Now, given $A \in GL(n,K)$, is there a formula (or, at least a reasonable lower bound) for the minimal length of a factorization of $A$ into elementary matrices?
What I have found: Let $E(n,K)$ be the subgroup of $GL(n,K)$ generated by the matrices $E_{ij}(\lambda)$. Then Hinson proves that if $A \in E(n, K)$, then $A$ is a product of at most $n^2+n-2$ matrices of the type II).

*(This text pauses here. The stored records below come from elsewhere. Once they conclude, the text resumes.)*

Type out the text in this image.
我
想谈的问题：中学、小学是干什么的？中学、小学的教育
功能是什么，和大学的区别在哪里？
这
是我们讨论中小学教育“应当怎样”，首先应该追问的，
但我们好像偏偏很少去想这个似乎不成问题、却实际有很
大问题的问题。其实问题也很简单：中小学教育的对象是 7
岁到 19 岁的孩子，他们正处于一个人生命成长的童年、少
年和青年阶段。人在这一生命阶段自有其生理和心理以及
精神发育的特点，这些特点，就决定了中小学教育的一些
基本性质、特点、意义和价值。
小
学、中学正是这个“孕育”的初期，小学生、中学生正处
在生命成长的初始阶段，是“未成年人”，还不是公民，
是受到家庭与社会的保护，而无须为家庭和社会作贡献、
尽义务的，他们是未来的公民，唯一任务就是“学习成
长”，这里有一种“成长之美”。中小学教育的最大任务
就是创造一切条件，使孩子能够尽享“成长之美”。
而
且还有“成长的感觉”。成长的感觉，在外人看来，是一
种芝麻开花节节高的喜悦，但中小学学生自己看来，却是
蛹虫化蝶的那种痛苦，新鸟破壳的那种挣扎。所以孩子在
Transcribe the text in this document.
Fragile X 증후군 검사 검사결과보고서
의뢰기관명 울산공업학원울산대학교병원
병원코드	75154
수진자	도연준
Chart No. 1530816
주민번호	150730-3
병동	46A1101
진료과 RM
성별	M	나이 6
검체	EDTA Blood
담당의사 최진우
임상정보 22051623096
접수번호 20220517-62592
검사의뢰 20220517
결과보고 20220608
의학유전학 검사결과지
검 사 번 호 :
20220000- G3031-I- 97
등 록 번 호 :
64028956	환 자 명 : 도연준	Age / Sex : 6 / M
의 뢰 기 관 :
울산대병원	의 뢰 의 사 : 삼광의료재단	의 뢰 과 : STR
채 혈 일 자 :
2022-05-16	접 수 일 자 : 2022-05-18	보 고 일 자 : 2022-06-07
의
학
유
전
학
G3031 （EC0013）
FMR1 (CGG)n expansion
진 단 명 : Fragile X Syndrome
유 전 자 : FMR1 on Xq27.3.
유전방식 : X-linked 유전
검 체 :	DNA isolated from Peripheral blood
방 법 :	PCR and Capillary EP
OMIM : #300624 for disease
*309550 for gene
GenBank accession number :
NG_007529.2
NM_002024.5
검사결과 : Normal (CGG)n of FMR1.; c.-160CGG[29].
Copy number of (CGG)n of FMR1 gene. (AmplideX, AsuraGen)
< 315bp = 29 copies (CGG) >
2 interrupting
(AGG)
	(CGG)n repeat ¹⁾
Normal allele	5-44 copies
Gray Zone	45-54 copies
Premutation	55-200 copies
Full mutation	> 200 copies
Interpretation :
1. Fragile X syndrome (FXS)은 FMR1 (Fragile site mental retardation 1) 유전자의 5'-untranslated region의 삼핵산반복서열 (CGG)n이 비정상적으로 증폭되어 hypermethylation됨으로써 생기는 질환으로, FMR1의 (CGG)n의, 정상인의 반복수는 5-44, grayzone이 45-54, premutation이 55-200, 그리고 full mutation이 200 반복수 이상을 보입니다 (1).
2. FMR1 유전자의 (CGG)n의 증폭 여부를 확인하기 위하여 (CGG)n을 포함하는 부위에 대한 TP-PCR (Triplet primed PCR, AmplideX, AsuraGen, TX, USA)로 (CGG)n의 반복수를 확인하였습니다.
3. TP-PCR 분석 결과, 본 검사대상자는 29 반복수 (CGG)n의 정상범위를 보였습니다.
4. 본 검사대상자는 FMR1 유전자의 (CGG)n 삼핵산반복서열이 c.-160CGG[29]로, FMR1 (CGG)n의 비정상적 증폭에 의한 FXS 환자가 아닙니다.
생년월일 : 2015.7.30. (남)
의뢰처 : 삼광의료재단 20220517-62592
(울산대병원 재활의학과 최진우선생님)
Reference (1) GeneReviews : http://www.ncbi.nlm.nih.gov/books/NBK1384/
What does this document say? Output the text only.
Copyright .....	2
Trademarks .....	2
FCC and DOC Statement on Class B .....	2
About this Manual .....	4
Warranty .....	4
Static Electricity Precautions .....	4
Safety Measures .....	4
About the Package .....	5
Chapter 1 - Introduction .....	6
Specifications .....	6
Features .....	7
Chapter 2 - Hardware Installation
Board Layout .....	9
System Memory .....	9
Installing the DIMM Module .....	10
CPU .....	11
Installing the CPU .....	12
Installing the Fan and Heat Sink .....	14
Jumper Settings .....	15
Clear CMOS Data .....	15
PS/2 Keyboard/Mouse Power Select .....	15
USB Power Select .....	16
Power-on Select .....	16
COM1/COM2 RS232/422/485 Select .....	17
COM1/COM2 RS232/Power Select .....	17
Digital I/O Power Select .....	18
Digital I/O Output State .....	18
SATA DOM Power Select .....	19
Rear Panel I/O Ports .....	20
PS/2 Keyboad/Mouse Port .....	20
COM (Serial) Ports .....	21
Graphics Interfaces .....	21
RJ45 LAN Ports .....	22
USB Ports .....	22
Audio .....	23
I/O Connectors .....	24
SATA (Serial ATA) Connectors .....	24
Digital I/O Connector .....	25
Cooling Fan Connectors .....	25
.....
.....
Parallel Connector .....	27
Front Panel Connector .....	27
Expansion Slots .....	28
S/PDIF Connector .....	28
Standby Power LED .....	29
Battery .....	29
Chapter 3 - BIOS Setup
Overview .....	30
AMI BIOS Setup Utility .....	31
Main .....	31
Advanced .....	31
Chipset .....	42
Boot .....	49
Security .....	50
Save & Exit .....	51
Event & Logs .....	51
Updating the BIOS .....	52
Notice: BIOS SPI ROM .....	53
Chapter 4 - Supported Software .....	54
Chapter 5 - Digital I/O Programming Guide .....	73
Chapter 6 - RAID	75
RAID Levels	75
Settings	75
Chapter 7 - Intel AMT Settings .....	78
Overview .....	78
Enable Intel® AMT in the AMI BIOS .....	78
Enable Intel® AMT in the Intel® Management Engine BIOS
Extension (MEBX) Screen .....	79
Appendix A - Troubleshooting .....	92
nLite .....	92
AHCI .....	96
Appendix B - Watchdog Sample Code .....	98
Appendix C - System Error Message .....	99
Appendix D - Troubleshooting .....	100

I will just discuss worst-case bounds over all $A,$ not whether we can bound the length given $A.$
For fixed finite fields $\frac{n^2}{\log_{|K|}n}(1+o(1))$ elementary matrices are necessary and sufficient as $n\to\infty.$ See The asymptotic complexity of matrix reduction over finite fields.
For infinite $K,$ by counting dimensions there is some $A$ for which we need at least $n^2$ elementary matrices, and $n^2$ is achieved exactly by Gaussian elimination.